In article , Huge
wrote:
On 2011-03-05, Dave Plowman (News) wrote:
Oh - building valve equipment is actually more difficult than
transistor stuff.
Maybe, but the magic smoke doesn't escape from valves as easily as it
does from transistors.
Can't say that has been much of a problem in my experience. But I agree
with your point that the problem isn't 'building' as such, but having some
understanding of what you are doing, and knowing how to test, take care,
etc. However if people are essentially just following fairly simple
standardised designs this shouldn't be difficult for either choice of
device type. I suspect the snag is that people see others building simple
valve designs and don't see simple transistor equivalents.

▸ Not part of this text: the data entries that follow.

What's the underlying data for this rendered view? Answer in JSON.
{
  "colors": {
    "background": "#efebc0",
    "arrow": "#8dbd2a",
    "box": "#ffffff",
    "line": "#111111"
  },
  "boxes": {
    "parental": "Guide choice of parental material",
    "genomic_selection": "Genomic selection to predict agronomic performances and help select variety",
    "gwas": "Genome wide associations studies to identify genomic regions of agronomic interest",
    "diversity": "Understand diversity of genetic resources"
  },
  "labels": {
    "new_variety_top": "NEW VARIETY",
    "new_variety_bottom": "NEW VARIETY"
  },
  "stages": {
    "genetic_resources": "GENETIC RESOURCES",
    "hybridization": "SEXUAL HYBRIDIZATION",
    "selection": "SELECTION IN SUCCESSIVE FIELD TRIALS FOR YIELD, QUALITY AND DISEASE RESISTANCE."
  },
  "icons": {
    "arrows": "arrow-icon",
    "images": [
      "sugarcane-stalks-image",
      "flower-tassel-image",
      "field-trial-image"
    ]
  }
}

My own experience is that I did start off playing with valves and crystal
sets. For me a pest with valve designs in power amps was the tendency for
the performance to end up depending on the o/p transformer. So unless you
learned how to wind your own and became able to do a better job than the
'usual suppliers' the results ended up being limited by a factor outside
your control.
Of course you could go down the OTL route. But that never really seemed to
me a route that enthiusiasts with no real understanding of electronics
would find easy - unless again simply copying an existing design in all its
details. It also tends to remove the o/p transformer providing some
protection against trashing the valves (and speakers) when something is
wrong. 8-]
What I do find curious is that despite people eagerly making valve amps,
they seem less interested in making, say, valve FM tuners. Despite the
praise some heap on old designs like the troughline. I wonder to what
extent this is simply because you can buy o/p tranformers for power amps,
but I've not seen any suppliers of suitable IF transformers, etc.
So what people can easily make does, to me, seem conditioned by what
components you can find easily in few-off quantities. I've repeatedly
looked in recent years for someone who will sell a small quantity of 'Toko'
LPF blocks. These used to be easy to get a decade or two ago. But not now,
it seems. Of course you can DIY them. But it requires quite careful
selection of the precise LCR values.